I was expecting a sort of MD to HTML conversion since it's hard to think of a simpler way of doing this. I don't see how react or nextjs constitutes this being easy or simple unless you're targeting folks with domain knowledge with those ecosystems.
I was expecting a really simple static-site generator too, but this idea is interesting as well. The heavyweight aspect of using Next/React dampen things a bit.
If it is a client-side solution, I'm imagining a single index.html file (with inline JS/CSS) that you could have a content/ or markdown/ child folder for. The HTTP server would have directory listing on for that folder. The index.html file enumerate/fetch the markdown in the content and folder and render it. You could route using the URL hash.
No build process. Just a single file + your markdown content. Maybe I just like this kind of stuff (https://github.com/pseudosavant/player.html, https://github.com/pseudosavant/folder.api)? So tempted to vibe-code an example...
This is exactly how my (personal) page(s) work! I wrote it pre-covid.

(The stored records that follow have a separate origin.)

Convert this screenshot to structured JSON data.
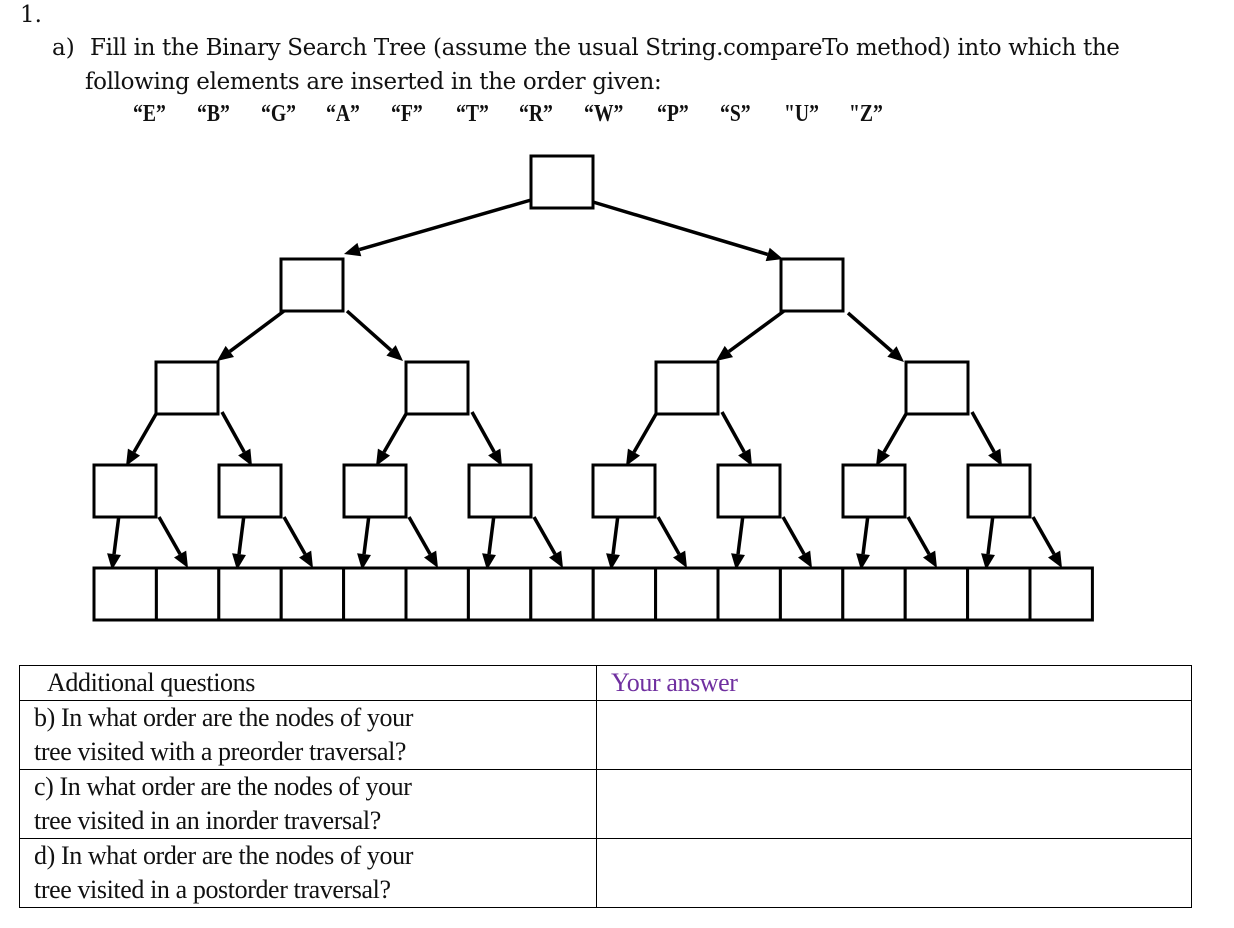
{
  "question": {
    "number": "1.",
    "part_a": {
      "label": "a)",
      "line1": "Fill in the Binary Search Tree (assume the usual String.compareTo method) into  which the",
      "line2": "following elements are inserted in the order given:",
      "elements": [
        "“E”",
        "“B”",
        "“G”",
        "“A”",
        "“F”",
        "“T”",
        "“R”",
        "“W”",
        "“P”",
        "“S”",
        "\"U”",
        "\"Z”"
      ]
    }
  },
  "tree": {
    "levels": 5,
    "node_values": []
  },
  "table": {
    "header": {
      "questions": "Additional questions",
      "answer": "Your answer",
      "answer_color": "#7030a0"
    },
    "rows": [
      {
        "question_line1": "b) In what order are the nodes of your",
        "question_line2": "tree visited with a preorder traversal?",
        "answer": ""
      },
      {
        "question_line1": "c)  In what order are the nodes of your",
        "question_line2": "tree visited in an inorder traversal?",
        "answer": ""
      },
      {
        "question_line1": "d) In what order are the nodes of your",
        "question_line2": "tree visited in a postorder traversal?",
        "answer": ""
      }
    ]
  }
}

Initially I was using the hash as you suggested, but the redirect/404 was flaky when I use github-pages as the host, hence I reverted to the query-string (? or search) as it creates a complete refresh. Which allows me to set up "virtual" routes like `/blog`.
Topping with worker/service worker, it is quite robust!
Link: https://mert.akeng.in/
Agreed. Pandoc with some webpage template (bootstrap).
Looks cool.
But isn't Hugo or Jekyll the easy way to turn markdown into a website?
Jekyll was literally made by github to have a simple way to turn a markdown page into a github pages site. Wasn't it?
Just put an index.md in the root of a empty repo and flip the right flags in Github and have a static site.
I've been using this:
https://github.com/obaqueiro/ezmdpage
And inspired by it made a similar thing for mermaid.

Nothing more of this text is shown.